I'm reading through my quantum physics lecture notes (see page 216 of the lecture notes for more details) and under the ladder operators section there is a discussion of the expectation value of $L_x$ for a state $\psi = R(r) \left( \sqrt{ \frac{2}{3}} Y_{11} - \sqrt{ \frac{1}{3}} Y_{10} \right)$ such that
$$\langle \psi | L_x | \psi \rangle = \frac{1}{2} \bigg\langle \sqrt{ \frac{2}{3}} Y_{11} - \sqrt{ \frac{1}{3}} Y_{10} \bigg| L_+ + L_- \bigg| \sqrt{ \frac{2}{3}} Y_{11} - \sqrt{ \frac{1}{3}} Y_{10} \bigg\rangle,$$ where $L_\pm$ are the angular momentum ladder operators and $Y_{\ell m}$ are the spherical harmonics.

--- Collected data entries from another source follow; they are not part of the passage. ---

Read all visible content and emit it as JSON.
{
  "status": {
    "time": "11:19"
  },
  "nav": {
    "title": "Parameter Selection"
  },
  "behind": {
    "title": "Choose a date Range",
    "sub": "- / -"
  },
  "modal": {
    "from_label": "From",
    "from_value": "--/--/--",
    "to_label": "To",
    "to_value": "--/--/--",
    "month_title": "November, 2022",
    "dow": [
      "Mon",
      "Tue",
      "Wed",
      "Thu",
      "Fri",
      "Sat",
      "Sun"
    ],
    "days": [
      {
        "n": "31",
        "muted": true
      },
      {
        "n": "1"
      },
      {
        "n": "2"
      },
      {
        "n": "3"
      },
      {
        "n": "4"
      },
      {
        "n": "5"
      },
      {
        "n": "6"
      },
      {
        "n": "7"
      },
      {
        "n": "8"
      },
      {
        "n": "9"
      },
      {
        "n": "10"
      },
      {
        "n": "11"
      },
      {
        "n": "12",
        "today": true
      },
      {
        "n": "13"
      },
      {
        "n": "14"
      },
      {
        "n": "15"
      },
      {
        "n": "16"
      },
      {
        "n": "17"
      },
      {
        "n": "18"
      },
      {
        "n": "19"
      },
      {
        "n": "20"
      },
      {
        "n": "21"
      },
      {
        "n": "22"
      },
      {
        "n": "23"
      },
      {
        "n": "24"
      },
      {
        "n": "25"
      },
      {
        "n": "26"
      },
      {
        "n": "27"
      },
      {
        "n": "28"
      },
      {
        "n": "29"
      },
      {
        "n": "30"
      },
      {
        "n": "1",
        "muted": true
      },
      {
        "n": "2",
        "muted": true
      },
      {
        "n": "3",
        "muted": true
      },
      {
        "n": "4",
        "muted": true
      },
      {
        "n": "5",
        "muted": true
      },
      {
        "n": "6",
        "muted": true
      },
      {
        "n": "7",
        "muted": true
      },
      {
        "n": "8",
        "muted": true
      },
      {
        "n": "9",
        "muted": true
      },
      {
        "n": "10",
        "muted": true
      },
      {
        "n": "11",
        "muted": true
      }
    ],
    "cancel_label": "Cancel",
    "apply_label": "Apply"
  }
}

Now, this all makes sense to me, however the next step states that
$$\langle \psi | L_x | \psi \rangle = \frac{1}{2} \bigg\langle \sqrt{ \frac{2}{3}} Y_{11} - \sqrt{ \frac{1}{3}} Y_{10} \bigg| \sqrt{ \frac{2}{3}} L_- Y_{11} - \sqrt{ \frac{1}{3}} L_+ Y_{10} \bigg\rangle.$$
Why have these operators been assigned seemingly at random to one of the states?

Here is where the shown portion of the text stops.